Bayer Bee Health's Feed a Bee Program
Bayer Bee Health’s Feed a Bee Program

Commenting on other “Most Wanted Criminals” against bee health, Langer discussed recent research findings that well-fed bees are better able to defend themselves against the notorious nosema, a fungi-related parasite. “They actually found higher counts of nosema in those bees, but the well-fed bees could manage the nosema populationas opposed to not-well-fed bees.”

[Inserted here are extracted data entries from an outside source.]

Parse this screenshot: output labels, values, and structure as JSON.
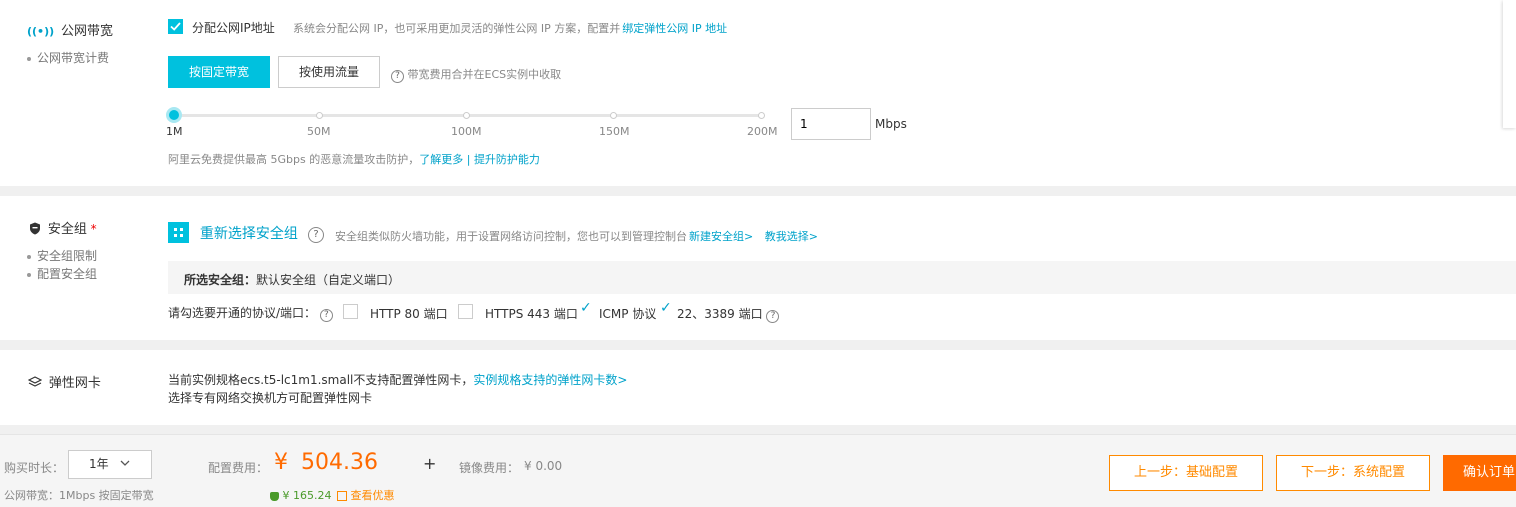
{
  "bandwidth": {
    "nav_title": "公网带宽",
    "nav_sub": "公网带宽计费",
    "assign_ip_label": "分配公网IP地址",
    "assign_ip_checked": true,
    "assign_ip_desc": "系统会分配公网 IP，也可采用更加灵活的弹性公网 IP 方案，配置并",
    "assign_ip_link": "绑定弹性公网 IP 地址",
    "btn_fixed": "按固定带宽",
    "btn_traffic": "按使用流量",
    "billing_note": "带宽费用合并在ECS实例中收取",
    "slider_ticks": [
      "1M",
      "50M",
      "100M",
      "150M",
      "200M"
    ],
    "slider_value": 1,
    "input_value": "1",
    "unit": "Mbps",
    "ddos_text": "阿里云免费提供最高 5Gbps 的恶意流量攻击防护，",
    "ddos_link1": "了解更多",
    "ddos_sep": "|",
    "ddos_link2": "提升防护能力"
  },
  "security": {
    "nav_title": "安全组",
    "required_mark": "*",
    "nav_sub": [
      "安全组限制",
      "配置安全组"
    ],
    "reselect_label": "重新选择安全组",
    "desc": "安全组类似防火墙功能，用于设置网络访问控制，您也可以到管理控制台",
    "link_new": "新建安全组>",
    "link_help": "教我选择>",
    "selected_label": "所选安全组：",
    "selected_value": "默认安全组（自定义端口）",
    "ports_label": "请勾选要开通的协议/端口：",
    "ports": [
      {
        "label": "HTTP 80 端口",
        "checked": false
      },
      {
        "label": "HTTPS 443 端口",
        "checked": false
      },
      {
        "label": "ICMP 协议",
        "checked": true
      },
      {
        "label": "22、3389 端口",
        "checked": true
      }
    ]
  },
  "eni": {
    "nav_title": "弹性网卡",
    "line1": "当前实例规格ecs.t5-lc1m1.small不支持配置弹性网卡，",
    "line1_link": "实例规格支持的弹性网卡数>",
    "line2": "选择专有网络交换机方可配置弹性网卡"
  },
  "footer": {
    "duration_label": "购买时长：",
    "duration_value": "1年",
    "bandwidth_summary": "公网带宽：1Mbps 按固定带宽",
    "config_fee_label": "配置费用：",
    "currency": "¥",
    "config_fee": "504.36",
    "plus": "+",
    "saving_currency": "¥",
    "saving": "165.24",
    "discount_link": "查看优惠",
    "image_fee_label": "镜像费用：",
    "image_fee": "¥ 0.00",
    "btn_prev": "上一步：基础配置",
    "btn_next": "下一步：系统配置",
    "btn_confirm": "确认订单"
  },
  "colors": {
    "accent": "#00c1de",
    "link": "#00a2ca",
    "orange": "#ff6a00"
  }
}
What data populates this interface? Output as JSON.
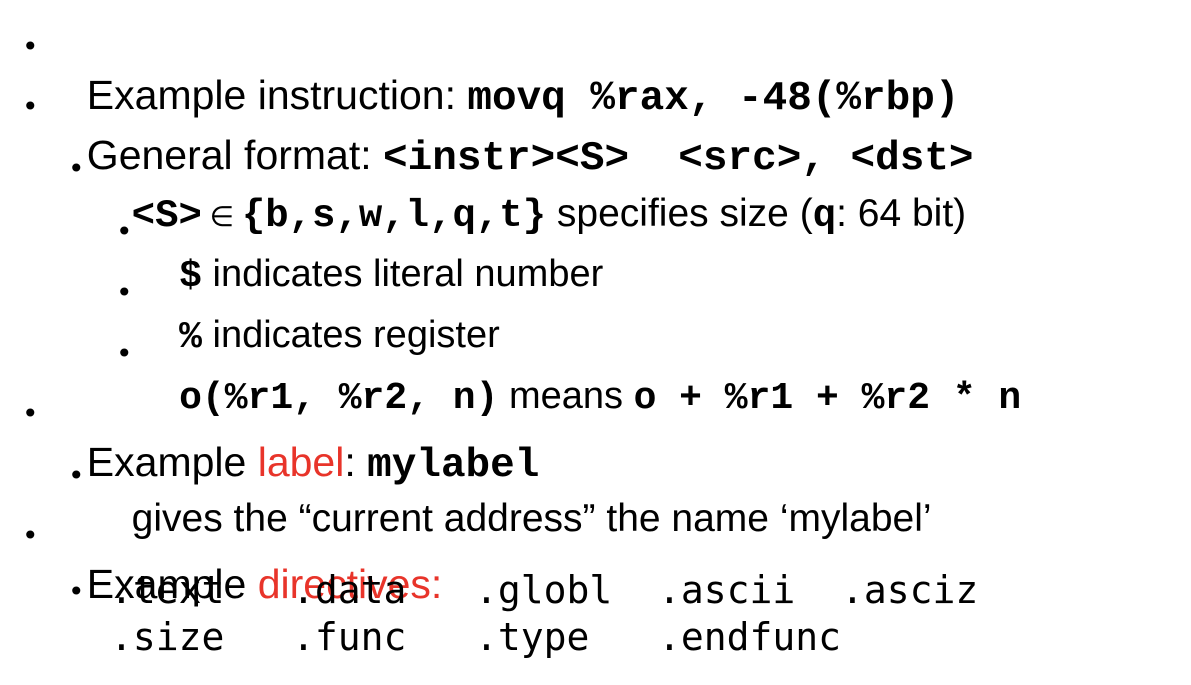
{
  "slide": {
    "bullet_glyph": "•",
    "item1": {
      "text": "Example instruction: ",
      "code": "movq %rax, -48(%rbp)"
    },
    "item2": {
      "text": "General format: ",
      "code": "<instr><S>  <src>, <dst>"
    },
    "item2a": {
      "code1": "<S>",
      "elem": " ∈ ",
      "code2": "{b,s,w,l,q,t}",
      "text1": " specifies size (",
      "code3": "q",
      "text2": ": 64 bit)"
    },
    "item2b": {
      "code": "$",
      "text": " indicates literal number"
    },
    "item2c": {
      "code": "%",
      "text": " indicates register"
    },
    "item2d": {
      "code1": "o(%r1, %r2, n)",
      "text": " means ",
      "code2": "o + %r1 + %r2 * n"
    },
    "item3": {
      "text1": "Example ",
      "red": "label",
      "text2": ": ",
      "code": "mylabel"
    },
    "item3a": {
      "text": "gives the “current address” the name ‘mylabel’"
    },
    "item4": {
      "text1": "Example ",
      "red": "directives:"
    },
    "directives_row1": [
      ".text",
      ".data",
      ".globl",
      ".ascii",
      ".asciz"
    ],
    "directives_row2": [
      ".size",
      ".func",
      ".type",
      ".endfunc"
    ],
    "colors": {
      "text": "#000000",
      "accent": "#e8342a",
      "background": "#ffffff"
    }
  }
}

“That of course ties into Bayer Bee Care Program‘s Feed a Bee Program and its forage and nutrition initiative,” commented Langer. Launched last year to address the lack of food and habitat for bees Feed a Bee worked with more than 250,000 people and 75 partners to plant 65 million flowers and thousands of acres of forage across the country. “We’ve got to be feeding these bees better,” Langer reinforced.

According to their website, this year, Feed a Bee kicks off the spring with the launch of a new song and video for children of all ages. Other ways people can become involved with the program to help these hardworking insects are: request a free packet of wildflower seeds, for a limited time while supplies last; commit to growing pollinator-attractant plants of your own; and locate Feed a Bee plantings in your own communities on the interactive partner map. You can also tweet a emoji and #FeedABee to have Bayer plant on your “bee-half.” 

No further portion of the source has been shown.